By LOIS BAKER
Contributing Editor
Insulin, the hormone used to treat diabetes, also may have potential
as a treatment for heart disease, a study conducted by UB endocrinologists
has shown.
The research shows for the first time that insulin produces an anti-inflammatory
effect by decreasing concentrations of certain pro-inflammatory components
in the bloodstream and increasing concentrations of components that
help prevent inflammation and damage to cells lining blood vessels walls.
The study appeared in the July issue of The Journal of Clinical Endocrinology
and Metabolism.
"This is a brand new property of insulin," said Paresh Dandona, associate
professor of medicine and director of Kaleida Health's Diabetes-Endocrinology
Center of Western New York.
"It is the first study of insulin's anti-inflammatory effect in humans
and the results are clear. Since atherosclerosis is the result of an
inflammation of the vessel wall, we believe insulin will prove to be
anti-atherosclerotic in the long run.
"At the very least, these results should indicate to physicians that
they should not be reluctant to prescribe insulin when it is indicated
for fear that it may increase the risk of heart attack. It appears insulin
has just the opposite effect. It may reduce the risk of heart attack."

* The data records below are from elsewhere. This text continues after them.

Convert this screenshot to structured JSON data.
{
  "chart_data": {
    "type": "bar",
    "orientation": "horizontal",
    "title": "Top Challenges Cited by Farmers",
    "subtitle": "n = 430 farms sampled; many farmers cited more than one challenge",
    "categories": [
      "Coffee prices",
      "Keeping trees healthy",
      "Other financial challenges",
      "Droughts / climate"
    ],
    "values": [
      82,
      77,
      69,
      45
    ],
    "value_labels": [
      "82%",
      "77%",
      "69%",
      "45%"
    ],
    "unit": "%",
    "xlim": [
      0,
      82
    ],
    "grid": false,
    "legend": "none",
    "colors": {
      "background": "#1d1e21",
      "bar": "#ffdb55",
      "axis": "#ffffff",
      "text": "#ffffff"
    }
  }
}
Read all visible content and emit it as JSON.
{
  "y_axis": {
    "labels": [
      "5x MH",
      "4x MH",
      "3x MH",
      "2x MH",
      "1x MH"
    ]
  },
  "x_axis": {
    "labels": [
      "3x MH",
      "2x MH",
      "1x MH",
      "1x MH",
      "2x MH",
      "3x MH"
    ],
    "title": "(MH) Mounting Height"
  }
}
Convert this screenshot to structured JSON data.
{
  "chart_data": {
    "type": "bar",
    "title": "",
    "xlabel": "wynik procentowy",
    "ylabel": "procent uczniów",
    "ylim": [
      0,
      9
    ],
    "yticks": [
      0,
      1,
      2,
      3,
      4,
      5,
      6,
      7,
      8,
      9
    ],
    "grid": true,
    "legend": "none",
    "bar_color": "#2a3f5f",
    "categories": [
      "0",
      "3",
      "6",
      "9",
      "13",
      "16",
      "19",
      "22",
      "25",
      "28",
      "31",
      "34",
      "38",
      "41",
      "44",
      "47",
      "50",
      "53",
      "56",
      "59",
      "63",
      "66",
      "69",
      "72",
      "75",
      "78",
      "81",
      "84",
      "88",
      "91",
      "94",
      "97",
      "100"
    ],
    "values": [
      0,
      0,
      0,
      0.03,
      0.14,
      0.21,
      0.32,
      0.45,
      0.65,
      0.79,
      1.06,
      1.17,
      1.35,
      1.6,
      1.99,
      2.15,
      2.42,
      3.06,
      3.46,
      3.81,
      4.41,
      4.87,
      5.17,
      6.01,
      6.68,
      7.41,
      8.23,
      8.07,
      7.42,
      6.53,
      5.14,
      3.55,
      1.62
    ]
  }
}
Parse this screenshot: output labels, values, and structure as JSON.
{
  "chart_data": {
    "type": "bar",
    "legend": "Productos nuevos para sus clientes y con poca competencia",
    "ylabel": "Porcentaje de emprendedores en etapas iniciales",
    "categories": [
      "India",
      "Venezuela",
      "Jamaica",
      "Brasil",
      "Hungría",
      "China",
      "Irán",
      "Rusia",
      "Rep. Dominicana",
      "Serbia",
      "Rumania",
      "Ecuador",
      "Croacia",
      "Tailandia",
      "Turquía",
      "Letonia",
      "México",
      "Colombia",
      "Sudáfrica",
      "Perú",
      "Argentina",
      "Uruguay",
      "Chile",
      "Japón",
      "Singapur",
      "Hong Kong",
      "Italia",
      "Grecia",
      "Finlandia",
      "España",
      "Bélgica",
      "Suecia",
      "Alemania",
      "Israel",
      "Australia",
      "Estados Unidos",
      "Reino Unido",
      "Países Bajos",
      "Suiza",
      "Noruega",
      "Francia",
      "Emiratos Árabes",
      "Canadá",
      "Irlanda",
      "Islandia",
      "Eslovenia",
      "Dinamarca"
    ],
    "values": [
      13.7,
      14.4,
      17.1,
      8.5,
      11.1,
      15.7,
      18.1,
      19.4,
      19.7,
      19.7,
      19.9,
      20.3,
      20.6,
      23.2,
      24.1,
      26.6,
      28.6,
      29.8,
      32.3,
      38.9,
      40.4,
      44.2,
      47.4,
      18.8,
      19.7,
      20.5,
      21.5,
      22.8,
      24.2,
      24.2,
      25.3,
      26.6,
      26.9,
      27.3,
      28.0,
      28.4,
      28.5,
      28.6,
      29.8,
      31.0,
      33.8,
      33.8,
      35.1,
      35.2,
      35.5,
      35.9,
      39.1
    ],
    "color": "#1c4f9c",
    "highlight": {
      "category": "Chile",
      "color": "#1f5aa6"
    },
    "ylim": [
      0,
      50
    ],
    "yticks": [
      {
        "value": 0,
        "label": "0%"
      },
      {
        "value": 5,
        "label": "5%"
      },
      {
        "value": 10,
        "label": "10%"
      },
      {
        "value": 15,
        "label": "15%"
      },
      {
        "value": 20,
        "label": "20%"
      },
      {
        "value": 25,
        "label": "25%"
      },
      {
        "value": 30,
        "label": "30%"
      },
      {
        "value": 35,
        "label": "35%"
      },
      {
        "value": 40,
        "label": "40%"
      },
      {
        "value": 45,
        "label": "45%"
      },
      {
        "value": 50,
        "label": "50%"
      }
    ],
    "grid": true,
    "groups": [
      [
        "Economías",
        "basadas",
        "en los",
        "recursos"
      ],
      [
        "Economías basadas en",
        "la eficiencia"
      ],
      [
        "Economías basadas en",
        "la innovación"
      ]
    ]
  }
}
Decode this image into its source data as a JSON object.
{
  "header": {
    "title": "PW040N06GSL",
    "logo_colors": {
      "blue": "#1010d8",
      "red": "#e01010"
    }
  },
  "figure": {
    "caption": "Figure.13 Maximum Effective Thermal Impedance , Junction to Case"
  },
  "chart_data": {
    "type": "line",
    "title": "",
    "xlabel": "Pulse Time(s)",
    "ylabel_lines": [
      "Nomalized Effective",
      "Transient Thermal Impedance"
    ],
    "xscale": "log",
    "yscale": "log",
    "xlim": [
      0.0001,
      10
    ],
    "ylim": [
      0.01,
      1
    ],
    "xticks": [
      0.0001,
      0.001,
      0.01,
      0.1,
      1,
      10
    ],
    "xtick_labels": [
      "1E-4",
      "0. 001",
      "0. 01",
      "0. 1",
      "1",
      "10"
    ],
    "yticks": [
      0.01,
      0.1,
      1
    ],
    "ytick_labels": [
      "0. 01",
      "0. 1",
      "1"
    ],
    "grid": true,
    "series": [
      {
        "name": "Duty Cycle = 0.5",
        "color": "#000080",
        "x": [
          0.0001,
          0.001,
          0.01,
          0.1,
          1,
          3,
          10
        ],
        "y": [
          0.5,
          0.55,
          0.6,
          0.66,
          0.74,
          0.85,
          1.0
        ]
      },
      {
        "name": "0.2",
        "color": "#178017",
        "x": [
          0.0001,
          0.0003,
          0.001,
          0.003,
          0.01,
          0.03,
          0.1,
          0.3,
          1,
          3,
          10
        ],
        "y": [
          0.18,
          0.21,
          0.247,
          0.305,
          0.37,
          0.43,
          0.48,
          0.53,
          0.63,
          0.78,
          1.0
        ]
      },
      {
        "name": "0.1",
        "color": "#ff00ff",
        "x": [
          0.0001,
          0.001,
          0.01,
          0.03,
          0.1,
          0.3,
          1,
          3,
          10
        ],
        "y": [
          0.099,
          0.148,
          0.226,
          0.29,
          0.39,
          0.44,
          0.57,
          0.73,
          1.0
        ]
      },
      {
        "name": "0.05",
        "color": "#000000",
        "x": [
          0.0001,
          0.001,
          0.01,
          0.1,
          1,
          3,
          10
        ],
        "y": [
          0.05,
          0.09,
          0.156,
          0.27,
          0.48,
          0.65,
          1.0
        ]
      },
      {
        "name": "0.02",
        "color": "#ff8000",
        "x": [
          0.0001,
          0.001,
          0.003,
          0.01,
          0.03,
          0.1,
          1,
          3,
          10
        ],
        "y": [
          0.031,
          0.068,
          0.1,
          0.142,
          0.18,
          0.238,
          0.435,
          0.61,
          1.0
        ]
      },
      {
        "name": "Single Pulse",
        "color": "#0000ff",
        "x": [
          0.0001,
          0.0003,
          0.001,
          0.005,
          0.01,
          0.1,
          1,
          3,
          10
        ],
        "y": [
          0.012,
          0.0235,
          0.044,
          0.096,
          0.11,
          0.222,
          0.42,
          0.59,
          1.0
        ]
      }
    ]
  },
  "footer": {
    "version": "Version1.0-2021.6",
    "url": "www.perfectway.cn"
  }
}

Dandona and colleagues, in earlier laboratory-based research, had
shown that insulin helps vessels to dilate by increasing the release
of nitric oxide, a known vasodilator, and increasing expression of nitric
oxide synthase, the enzyme that makes nitric oxide.
They also had shown that troglitazone, a substance that makes cells
more sensitive to insulin, has anti-inflammatory effects, and that insulin
decreased the expression of a component called intracellular adhesion
molecule-1 (ICAM-1), known to promote inflammation in the lining of
the arteries that has been associated with an increased risk of coronary
artery disease.
These results appeared to suggest that insulin may help protect against
cardiovascular disease, rather than contributing to its development,
as other researchers have assumed, Dandona noted.
Seeking to determine if insulin produced similar effects in humans,
Dandona and colleagues infused insulin in a glucose solution into 10
obese nondiabetic volunteers (obese subjects show increased inflammation)
and monitored levels of certain pro- and anti-inflammatory blood components.
Blood samples were taken before the infusion began and at two, four
and six hours into the procedure.
Researchers were particularly interested in concentrations of a component
called nuclear factor kB (NFkB), which induces the production of pro-inflammatory
cytokines, adhesion molecules and enzymes that generate cell-damaging
free radicals. They also measured a component that inhibits NFkB, called
IkB, and certain other anti-inflammatory components, as well as concentrations
of adhesion molecules and free radicals.
Results showed that insulin infusion caused a fall in NFkB and an
increase in its inhibitor. These changes began at two hours and peaked
at four hours. NFkB returned to normal at six hours, but IkB continued
to increase, even at six hours.
"These changes are consistent with an acute anti-inflammatory effect
of insulin," Dandona said, "and suggest that in the long term, a persistent
effect of this kind would indicate a potential antiatherogenic action
of this hormone."
Also participating in the research were Ahmed Aljada, research assistant
professor of medicine; Priya Mohanty, clinical instructor of medicine,
and Husam Ghanim, Wael Hamouda, Ezzat Assian and Shakeel Ahmad, doctoral
students working with Dandona.
The William G. McGowan Charitable Fund supported the work.